Objectives: To examine the role of a previously described core algorithm “COVER ABCD–A SWIFT CHECK”, supplemented by a specific sub-algorithm for bronchospasm, in the diagnosis and management of bronchospasm occurring in association with anaesthesia.

Methods: The potential performance of this structured approach for each of the relevant incidents among the first 4000 reported to the Australian Incident Monitoring Study (AIMS) was compared with the actual management as reported by anaesthetists involved.

Results: There were 103 relevant incidents among the first 4000 AIMS reports, 22 of which were associated with allergy or anaphylaxis. Common presenting signs, in addition to wheeze, were decreased pulmonary compliance and falling oxygen saturation. Of the non-allergy/anaphylaxis related incidents, 80% occurred during induction or maintenance of anaesthesia. Of these, the principal causes of bronchospasm were airway irritation (35%), problems with the endotracheal tube (23%), and aspiration of gastric contents (14%). It was considered that, properly used, the structured approach recommended would have led to earlier recognition and/or better management of the problem in 10% of cases, and would not have harmed any patient had it been applied in all of them.

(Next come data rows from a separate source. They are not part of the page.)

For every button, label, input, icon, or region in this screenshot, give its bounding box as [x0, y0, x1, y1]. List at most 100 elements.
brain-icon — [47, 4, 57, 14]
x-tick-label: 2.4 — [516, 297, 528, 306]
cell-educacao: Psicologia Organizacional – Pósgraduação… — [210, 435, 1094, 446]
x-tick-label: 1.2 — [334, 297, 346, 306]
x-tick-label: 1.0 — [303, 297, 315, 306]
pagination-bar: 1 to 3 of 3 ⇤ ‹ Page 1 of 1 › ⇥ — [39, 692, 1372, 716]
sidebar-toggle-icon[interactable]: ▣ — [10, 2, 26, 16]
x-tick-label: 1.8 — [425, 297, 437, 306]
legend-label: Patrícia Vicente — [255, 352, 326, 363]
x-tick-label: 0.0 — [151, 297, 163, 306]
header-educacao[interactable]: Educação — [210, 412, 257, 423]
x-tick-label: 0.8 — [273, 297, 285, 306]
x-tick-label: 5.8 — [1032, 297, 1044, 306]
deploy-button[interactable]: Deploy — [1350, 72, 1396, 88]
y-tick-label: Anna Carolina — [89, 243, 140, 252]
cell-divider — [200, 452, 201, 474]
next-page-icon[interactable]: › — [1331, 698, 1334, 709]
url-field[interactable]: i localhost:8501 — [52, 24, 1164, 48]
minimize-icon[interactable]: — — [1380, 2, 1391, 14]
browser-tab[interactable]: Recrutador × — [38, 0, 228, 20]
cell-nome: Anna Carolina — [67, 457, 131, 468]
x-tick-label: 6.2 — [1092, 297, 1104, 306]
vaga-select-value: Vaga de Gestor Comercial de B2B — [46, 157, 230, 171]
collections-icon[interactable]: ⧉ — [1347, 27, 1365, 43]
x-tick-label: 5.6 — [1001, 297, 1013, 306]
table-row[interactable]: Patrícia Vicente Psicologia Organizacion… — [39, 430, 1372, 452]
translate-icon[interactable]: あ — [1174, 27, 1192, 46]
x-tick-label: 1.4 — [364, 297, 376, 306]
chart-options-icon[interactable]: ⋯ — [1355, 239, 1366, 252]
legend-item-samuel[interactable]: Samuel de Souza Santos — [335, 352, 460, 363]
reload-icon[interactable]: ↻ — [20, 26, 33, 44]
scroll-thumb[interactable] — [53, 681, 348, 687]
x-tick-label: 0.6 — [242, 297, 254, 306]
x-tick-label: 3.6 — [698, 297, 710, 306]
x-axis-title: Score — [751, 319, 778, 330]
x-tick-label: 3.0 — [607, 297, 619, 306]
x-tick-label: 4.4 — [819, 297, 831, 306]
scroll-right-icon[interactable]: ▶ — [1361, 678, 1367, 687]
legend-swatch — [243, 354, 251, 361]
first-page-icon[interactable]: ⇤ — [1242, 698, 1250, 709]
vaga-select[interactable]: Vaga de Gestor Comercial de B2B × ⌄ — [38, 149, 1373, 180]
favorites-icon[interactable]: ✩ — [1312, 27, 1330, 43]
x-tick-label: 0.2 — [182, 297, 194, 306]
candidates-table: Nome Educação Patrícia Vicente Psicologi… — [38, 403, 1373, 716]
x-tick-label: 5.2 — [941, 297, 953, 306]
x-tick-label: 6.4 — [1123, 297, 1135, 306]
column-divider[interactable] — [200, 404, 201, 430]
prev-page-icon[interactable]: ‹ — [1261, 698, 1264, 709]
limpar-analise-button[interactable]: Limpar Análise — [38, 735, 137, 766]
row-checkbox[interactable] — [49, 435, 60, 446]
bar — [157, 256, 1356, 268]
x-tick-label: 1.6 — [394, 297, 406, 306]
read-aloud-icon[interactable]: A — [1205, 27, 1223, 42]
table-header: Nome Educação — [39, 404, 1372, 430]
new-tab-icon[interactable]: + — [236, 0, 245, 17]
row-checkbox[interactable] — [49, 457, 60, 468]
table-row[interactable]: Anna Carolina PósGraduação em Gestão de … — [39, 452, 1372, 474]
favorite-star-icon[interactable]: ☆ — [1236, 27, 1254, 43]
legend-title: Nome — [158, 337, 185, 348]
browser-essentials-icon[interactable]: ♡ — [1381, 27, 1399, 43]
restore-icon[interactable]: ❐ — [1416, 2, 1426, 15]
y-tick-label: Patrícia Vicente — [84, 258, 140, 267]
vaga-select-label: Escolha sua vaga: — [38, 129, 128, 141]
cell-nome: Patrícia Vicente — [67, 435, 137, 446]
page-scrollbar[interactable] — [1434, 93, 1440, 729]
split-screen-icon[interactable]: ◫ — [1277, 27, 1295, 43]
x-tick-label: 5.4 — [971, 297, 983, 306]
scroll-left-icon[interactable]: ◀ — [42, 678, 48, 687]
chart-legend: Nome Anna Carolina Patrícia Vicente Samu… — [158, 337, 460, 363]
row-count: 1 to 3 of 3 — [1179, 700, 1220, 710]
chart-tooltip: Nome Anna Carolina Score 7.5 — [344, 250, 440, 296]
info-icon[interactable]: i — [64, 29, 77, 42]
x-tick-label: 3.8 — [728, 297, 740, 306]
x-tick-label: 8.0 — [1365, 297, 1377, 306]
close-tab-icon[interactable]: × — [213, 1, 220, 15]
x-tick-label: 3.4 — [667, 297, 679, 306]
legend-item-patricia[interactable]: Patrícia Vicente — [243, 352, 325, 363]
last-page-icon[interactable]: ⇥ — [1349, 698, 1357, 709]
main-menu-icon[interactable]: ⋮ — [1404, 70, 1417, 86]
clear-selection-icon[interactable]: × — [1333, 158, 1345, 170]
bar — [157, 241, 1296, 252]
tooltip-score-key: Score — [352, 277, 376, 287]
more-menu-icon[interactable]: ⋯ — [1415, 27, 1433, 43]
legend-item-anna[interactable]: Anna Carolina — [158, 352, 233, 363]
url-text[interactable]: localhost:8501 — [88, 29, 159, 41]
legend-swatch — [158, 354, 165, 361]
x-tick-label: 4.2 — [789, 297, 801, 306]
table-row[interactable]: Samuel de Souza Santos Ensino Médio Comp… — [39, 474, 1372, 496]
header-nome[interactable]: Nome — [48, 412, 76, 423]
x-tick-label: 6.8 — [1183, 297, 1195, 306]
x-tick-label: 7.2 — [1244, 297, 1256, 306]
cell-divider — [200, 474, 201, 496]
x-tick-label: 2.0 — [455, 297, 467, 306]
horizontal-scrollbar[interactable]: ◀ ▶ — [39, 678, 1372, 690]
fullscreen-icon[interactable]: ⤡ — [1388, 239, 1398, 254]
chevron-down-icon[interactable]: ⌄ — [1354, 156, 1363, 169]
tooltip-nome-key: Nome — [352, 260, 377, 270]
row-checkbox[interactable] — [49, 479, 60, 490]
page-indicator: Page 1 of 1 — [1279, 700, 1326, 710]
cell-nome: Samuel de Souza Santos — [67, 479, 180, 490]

Conclusion: Bronchospasm may present in a variety of ways and may be associated with other life threatening conditions. Although most cases are handled appropriately by the attending anaesthetist, the use of a structured approach to its diagnosis and management would lead to earlier recognition and/or better management in 10% of cases.

Footnotes

  • This study was coordinated by the Australian Patient Safety Foundation, GPO Box 400, Adelaide, South Australia 5001, Australia.